Engineering Contradictions & Design Principles
Engineering Contradiction Analysis
1Measurement precision
If existing lighting devices are used for night autonomous driving, then the system structure remains simple, but the luminous performance is insufficient leading to poor object detection accuracy
Solution Approach 1:
The lighting device dynamically adjusts its light pattern between a first pattern (first set of luminous intensities) and a second pattern (second set of luminous intensities). This dynamic switching enables the system to optimize illumination for different detection scenarios, improving object detection accuracy without requiring multiple static lighting systems.
Solution Approach 2:
The system changes the luminous intensity parameters of the light pattern by switching between different sets of intensities. This parameter adjustment allows the lighting device to adapt to varying detection requirements, enhancing the contrast and visibility of objects on the road surface while maintaining system simplicity.
2Measurement precision
If a non-uniform light pattern is used to illuminate the road surface, then object detection may be improved in certain areas, but shadow identification becomes more complex requiring additional processing resources
Solution Approach 1:
The system performs preliminary action by projecting a uniform light pattern first to create clearly identifiable shadows. This preliminary uniform illumination simplifies shadow detection and object identification, reducing processing complexity before any subsequent pattern adjustments are made.
Solution Approach 2:
The light pattern is designed with homogeneous (uniform) illumination characteristics in its basic form. This uniformity ensures that shadows cast by objects are consistent and easily distinguishable, simplifying the image processing algorithms needed to detect and analyze objects without requiring complex computational resources.
3Illumination intensity
If additional light modules are added to improve night vision, then luminous performance increases, but the system complexity and cost increase
Solution Approach 1:
The existing lighting device is made multi-functional by enabling it to perform both standard illumination and enhanced object detection functions. By programmatically controlling the luminous intensities of existing light sources, the system achieves improved night vision capabilities without adding separate dedicated detection lighting modules, thus maintaining system simplicity.
Solution Approach 2:
The lighting device serves itself by using its own existing light sources for dual purposes: standard road illumination and active object detection. The system adjusts the operational parameters of its current lighting components to provide enhanced detection capabilities, eliminating the need for additional specialized hardware.

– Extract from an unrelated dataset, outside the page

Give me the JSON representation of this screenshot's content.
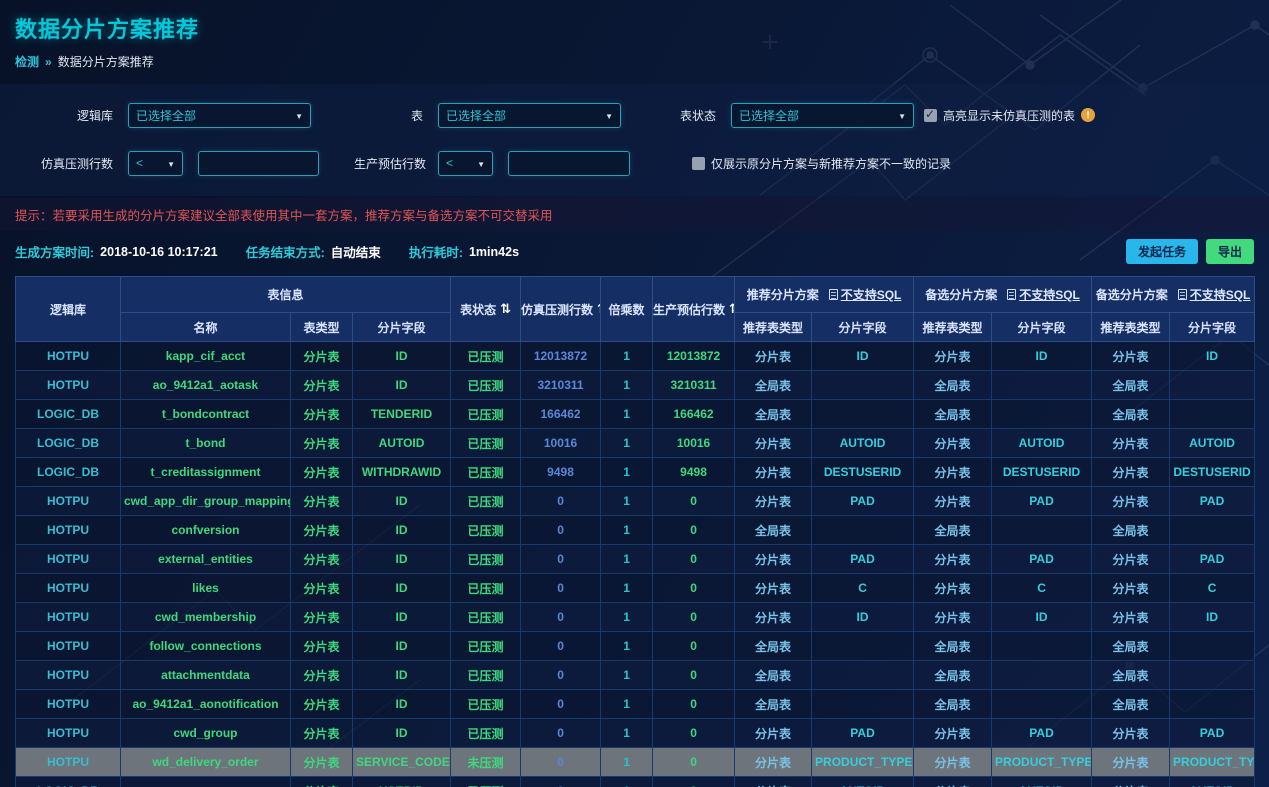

Applied Scientific Principles
This section explains which scientific principles are used to turn an abstract innovation direction into a practical engineering solution.
Function Achieved in This Case
Enhances safety and accuracy in object detection during night autonomous driving by providing detailed features of objects, allowing for appropriate vehicle maneuvers to avoid collisions, without requiring additional light modules or noticeable changes to the user.
Implementation Method 1
projecting a light pattern on the road surface
Implementation Method 2
acquiring an image of the projected light pattern
Data Source
AI summary
A method for detecting an object in a road surface. The method includes projecting a light pattern on the road surface, acquiring an image of the projected light pattern, detecting a shadow in the acquired image and using some features of the shadow to obtain information about features of an object. The invention also provides a method for autonomous driving using this object detection and an automotive lighting device.